Несмотря на его недавно исполнившиеся двадцать восемь лет, у Арвида Шернблума был весьма небогатый опыт любовных похождений. Исключая фру Краватт, - он иногда еще тосковал по ней, - этот опыт ограничивался несколькими беглыми встречами с дочерьми улицы, которых он на другой же день при всем желании мог бы узнать разве что по шляпке или муфте, но никак не в лицо. И еще была одна хорошенькая продавщица, которую он четыре года назад, - как раз когда Лидия Стилле вышла замуж, - снабдил младенцем. То есть уверенности в этом у него не было, ибо существовал еще "жених", но тот скрылся.

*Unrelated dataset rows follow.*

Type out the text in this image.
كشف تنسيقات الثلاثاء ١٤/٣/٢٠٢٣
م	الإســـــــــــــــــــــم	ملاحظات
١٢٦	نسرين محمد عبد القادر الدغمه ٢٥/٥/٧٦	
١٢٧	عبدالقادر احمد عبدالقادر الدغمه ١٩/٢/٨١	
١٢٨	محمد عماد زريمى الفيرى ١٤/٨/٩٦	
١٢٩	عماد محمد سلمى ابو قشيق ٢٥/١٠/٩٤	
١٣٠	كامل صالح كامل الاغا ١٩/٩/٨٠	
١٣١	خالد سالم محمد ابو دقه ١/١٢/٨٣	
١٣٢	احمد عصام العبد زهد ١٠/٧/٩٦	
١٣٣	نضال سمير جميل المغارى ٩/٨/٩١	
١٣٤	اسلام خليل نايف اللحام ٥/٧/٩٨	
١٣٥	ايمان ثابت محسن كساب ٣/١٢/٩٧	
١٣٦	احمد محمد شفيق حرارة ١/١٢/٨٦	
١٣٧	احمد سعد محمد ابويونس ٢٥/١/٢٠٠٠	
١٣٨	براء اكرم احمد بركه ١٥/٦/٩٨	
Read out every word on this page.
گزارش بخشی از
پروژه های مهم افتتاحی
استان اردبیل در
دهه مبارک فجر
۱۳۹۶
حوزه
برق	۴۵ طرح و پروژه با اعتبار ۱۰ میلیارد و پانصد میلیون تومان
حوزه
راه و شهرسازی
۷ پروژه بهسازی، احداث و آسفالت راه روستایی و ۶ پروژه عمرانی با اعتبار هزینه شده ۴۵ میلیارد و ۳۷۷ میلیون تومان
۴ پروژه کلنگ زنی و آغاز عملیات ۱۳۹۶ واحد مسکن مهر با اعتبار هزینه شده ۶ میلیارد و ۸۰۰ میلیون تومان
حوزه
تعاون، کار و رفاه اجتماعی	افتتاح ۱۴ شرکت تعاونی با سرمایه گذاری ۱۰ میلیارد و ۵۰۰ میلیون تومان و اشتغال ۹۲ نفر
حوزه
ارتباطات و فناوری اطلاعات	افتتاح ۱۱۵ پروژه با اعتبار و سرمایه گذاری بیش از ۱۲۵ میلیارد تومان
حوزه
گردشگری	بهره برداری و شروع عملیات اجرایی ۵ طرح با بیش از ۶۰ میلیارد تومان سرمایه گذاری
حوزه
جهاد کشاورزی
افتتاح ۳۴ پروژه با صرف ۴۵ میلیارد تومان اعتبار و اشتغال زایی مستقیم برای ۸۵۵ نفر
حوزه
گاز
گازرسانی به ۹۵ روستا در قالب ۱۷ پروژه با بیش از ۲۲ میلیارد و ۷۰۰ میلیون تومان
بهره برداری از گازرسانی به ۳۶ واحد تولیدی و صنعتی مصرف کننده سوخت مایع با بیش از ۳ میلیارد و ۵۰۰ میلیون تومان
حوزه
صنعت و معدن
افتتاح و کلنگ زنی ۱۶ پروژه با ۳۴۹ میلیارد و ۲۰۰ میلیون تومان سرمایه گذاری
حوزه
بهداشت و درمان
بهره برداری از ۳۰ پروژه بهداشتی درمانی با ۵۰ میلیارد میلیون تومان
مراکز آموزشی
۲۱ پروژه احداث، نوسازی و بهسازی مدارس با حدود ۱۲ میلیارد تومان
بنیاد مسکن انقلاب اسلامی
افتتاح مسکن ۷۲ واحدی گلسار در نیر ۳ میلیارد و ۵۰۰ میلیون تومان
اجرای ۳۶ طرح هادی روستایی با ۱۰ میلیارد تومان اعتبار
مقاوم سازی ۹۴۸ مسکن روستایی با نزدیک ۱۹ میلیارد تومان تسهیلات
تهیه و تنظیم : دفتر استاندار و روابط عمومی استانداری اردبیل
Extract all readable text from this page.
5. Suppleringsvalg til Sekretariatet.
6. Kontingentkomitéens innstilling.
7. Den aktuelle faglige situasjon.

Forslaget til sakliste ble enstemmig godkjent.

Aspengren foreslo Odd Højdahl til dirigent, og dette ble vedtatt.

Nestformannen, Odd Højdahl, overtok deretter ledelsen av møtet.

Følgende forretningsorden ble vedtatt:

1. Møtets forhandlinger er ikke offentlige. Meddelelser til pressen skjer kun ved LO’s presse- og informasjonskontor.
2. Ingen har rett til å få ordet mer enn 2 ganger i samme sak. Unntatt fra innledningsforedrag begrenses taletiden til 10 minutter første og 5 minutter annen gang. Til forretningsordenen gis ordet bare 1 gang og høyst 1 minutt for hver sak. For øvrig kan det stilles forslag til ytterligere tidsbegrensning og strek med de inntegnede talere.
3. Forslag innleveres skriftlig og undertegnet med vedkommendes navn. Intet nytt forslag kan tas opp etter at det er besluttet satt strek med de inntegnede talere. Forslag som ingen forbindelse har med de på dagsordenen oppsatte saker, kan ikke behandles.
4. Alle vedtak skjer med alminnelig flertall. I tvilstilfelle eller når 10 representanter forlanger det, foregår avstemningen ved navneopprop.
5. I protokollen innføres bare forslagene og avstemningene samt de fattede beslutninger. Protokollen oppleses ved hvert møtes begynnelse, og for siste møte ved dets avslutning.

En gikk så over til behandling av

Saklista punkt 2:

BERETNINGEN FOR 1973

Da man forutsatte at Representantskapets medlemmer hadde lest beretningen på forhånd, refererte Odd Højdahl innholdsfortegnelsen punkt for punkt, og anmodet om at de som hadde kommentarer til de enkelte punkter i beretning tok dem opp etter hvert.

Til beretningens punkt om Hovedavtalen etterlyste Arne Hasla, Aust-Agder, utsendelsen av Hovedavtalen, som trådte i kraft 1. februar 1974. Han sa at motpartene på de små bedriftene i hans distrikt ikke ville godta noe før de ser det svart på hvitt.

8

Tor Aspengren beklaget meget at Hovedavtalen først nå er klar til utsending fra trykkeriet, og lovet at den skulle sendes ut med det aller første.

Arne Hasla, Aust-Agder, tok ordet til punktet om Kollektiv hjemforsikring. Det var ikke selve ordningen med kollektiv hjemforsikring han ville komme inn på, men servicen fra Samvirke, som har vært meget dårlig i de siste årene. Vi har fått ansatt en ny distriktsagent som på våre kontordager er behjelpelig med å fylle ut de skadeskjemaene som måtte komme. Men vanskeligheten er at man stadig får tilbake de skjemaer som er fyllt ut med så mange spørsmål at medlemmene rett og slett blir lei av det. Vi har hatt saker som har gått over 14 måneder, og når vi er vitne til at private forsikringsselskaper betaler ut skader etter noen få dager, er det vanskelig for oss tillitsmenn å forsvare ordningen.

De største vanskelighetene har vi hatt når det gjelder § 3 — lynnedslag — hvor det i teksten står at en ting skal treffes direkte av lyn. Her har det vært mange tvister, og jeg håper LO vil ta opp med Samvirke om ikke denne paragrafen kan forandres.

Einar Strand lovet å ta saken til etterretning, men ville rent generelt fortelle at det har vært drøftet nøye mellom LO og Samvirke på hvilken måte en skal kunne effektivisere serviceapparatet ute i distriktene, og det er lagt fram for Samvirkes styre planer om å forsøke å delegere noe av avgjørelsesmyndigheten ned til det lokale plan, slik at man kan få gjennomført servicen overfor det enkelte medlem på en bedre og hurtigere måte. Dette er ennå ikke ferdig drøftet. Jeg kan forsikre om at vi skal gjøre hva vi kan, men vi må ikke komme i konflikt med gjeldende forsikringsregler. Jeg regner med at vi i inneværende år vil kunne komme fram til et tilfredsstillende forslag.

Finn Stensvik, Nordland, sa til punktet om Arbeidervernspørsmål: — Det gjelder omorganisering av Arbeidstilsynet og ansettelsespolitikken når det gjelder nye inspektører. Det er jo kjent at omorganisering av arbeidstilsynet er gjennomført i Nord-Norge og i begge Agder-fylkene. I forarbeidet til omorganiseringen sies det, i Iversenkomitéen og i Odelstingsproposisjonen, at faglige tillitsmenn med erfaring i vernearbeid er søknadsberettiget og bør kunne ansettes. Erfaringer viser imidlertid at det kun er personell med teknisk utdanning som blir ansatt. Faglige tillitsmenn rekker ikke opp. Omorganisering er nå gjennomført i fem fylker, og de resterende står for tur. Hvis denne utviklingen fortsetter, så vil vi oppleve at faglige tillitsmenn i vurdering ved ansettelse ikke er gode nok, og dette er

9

Все это, разумеется, повлекло сложные перипетии. Пришлось написать отцу, брату Эрику и Фройтигеру. Отец из своих скудных средств выслал ему двести крон - без нравоученья. Брат Эрик послал ту же сумму, прибавив к ней нравоученье, а Фройтигер дал ему взаймы пятьсот крон. Дело утряслось. Ребенка - мальчика - пристроили в семью честного ремесленника в Сундбюберге; мать, с помощью рекомендательного письма Фройтигера, поступила на новое место, выгоднее прежнего, и была довольна. Шернблум исправно, каждый месяц, платил за ребенка тридцать пять крон.

После этой истории он принял твердое решение и взял его себе за жизненное правило; правило, которому надлежало стать незыблемым и нерушимым, правило, не допускавшее исключений. Правило было такое: ни под каким видом более не соблазнять бедных девушек (возможность соблазна девушки богатой он в расчет не принимал); подчиниться неизбежному; терпеть всю грязь и мерзость скудного холостяцкого обихода, покуда не пробьет час, когда он сумеет построить свой дом и семью и отыщет ту, с кем захочет их построить.

И вот - и вот его решение и жизненное правило впервые подверглись испытанию. И он тотчас сделал "исключение", тотчас поддался соблазну. Надо, однако, сказать, что и случай с Дагмар Рандель был особенный. В этом случае он едва ли мог претендовать на лавры соблазнителя. А коль скоро она сама предложила ему свою пышную, золотистую, юную красу - тут уж он был бы, право же, идиотом, если б отказался…

Разумеется, она сперва задала обязательный вопрос: "Ты меня любишь?"

И, разумеется, он ответил: "Да, я люблю тебя". Ибо иначе ничего бы не вышло… Ах, это "люблю - не люблю"…

Он уже однажды "отдал свое сердце", как говорится. И был твердо убежден, что должно миновать семь лет, никак не меньше, покуда созреет новая любовь. Но жизнь от этого не остановилась - какое! И ведь то, что ему предлагалось теперь, был просто рай в сравненье с тем, с чем ему уже пришлось свыкнуться. И он сказал: "Да, я люблю тебя". При этом он думал - любить тебя я не могу, но могу быть верен всем правилам любовной игры, ее мимике и жестам.

Каждый Божий день она прибегала к нему, чаще всего в семь-восемь часов вечера. Он жил в меблированных комнатах на Гревтурегатан. Точно к десяти он провожал ее домой. Потом он шел к Рюдбергу или "Дю Норду" и выпивал две порции виски с содовой. Или он шел в газету. Как-то вечером он сказал Маркелю:

- Кстати, ты ошибся тогда относительно цветов фрекен Рандель. Она не собирается замуж. Ее интересует место в газете.

- Ну, это сравнительно невинно, - возразил Маркель.